From thick juicy homegrown beef steaks in Texas to freshly caught lobster in Maine and many other local delicacies to tantalize the tastebuds available in every state across the USA, traveling in an RV fulltime allows you to make a spontaneous stop for food that is “to die for” whenever the desire overtakes you. Even if eating out is not in the budget or something you don’t enjoy doing too often, you can still shop in the local supermarket and Farmers Markets for fresh local produce and prepare a great meal in your RV.

City dwellers don’t realize just how bad the air often is in the their city until they head to the beach, mountains, or out into the countryside.
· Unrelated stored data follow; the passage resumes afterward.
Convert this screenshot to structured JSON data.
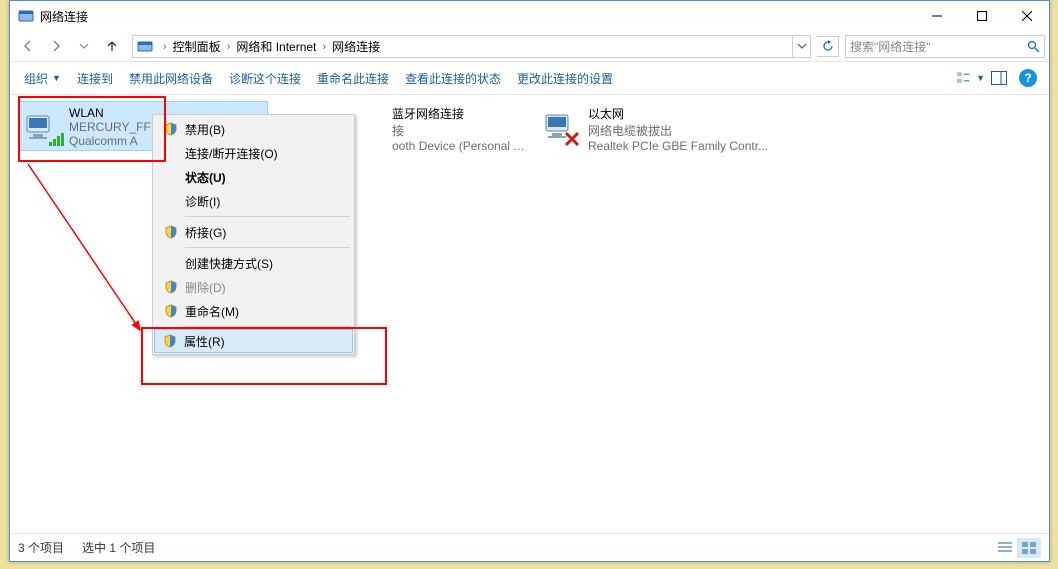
{
  "window": {
    "title": "网络连接"
  },
  "breadcrumb": {
    "root_chev": "›",
    "items": [
      "控制面板",
      "网络和 Internet",
      "网络连接"
    ]
  },
  "search": {
    "placeholder": "搜索\"网络连接\""
  },
  "cmdbar": {
    "organize": "组织",
    "connect": "连接到",
    "disable": "禁用此网络设备",
    "diagnose": "诊断这个连接",
    "rename": "重命名此连接",
    "view_status": "查看此连接的状态",
    "change": "更改此连接的设置"
  },
  "items": [
    {
      "name": "WLAN",
      "line2": "MERCURY_FF",
      "line3": "Qualcomm A",
      "status": "wifi-connected"
    },
    {
      "name": "蓝牙网络连接",
      "line2": "接",
      "line3": "ooth Device (Personal Ar...",
      "status": "bt"
    },
    {
      "name": "以太网",
      "line2": "网络电缆被拔出",
      "line3": "Realtek PCIe GBE Family Contr...",
      "status": "unplugged"
    }
  ],
  "context_menu": {
    "disable": "禁用(B)",
    "connect_disconnect": "连接/断开连接(O)",
    "status": "状态(U)",
    "diagnose": "诊断(I)",
    "bridge": "桥接(G)",
    "shortcut": "创建快捷方式(S)",
    "delete": "删除(D)",
    "rename": "重命名(M)",
    "properties": "属性(R)"
  },
  "statusbar": {
    "count": "3 个项目",
    "selection": "选中 1 个项目"
  }
}
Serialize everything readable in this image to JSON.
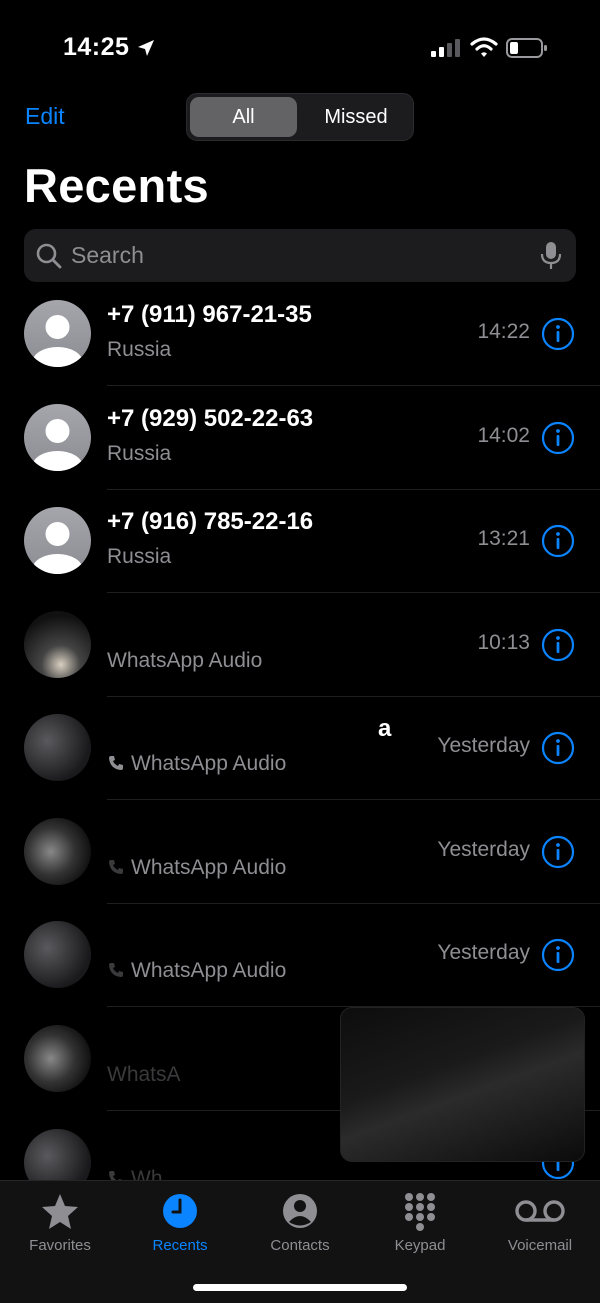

Commuters spend hours on fume-ridden freeways, often in bumper to bumper traffic that is crawling along, so that they can sit in a cubicle in an air-conditioned office for 8 hours 5 days a week, rarely able to breath truly clean air.

Fulltime RVers get to enjoy fresh air often as the travel away from the congested areas. Being able to enjoy fresh mountain air, or the salt air at a secluded beach can make a difference to a person’s health as well as making them feel good as they pull that clean air into their lungs.

Friday, December 28

Terry returned to Palm Springs today and I am was glad to have her back. After the airport pickup, we headed back to Lake Cahuilla, so she could get some much needed rest. It’s our anniversary and we intend to celebrate tomorrow.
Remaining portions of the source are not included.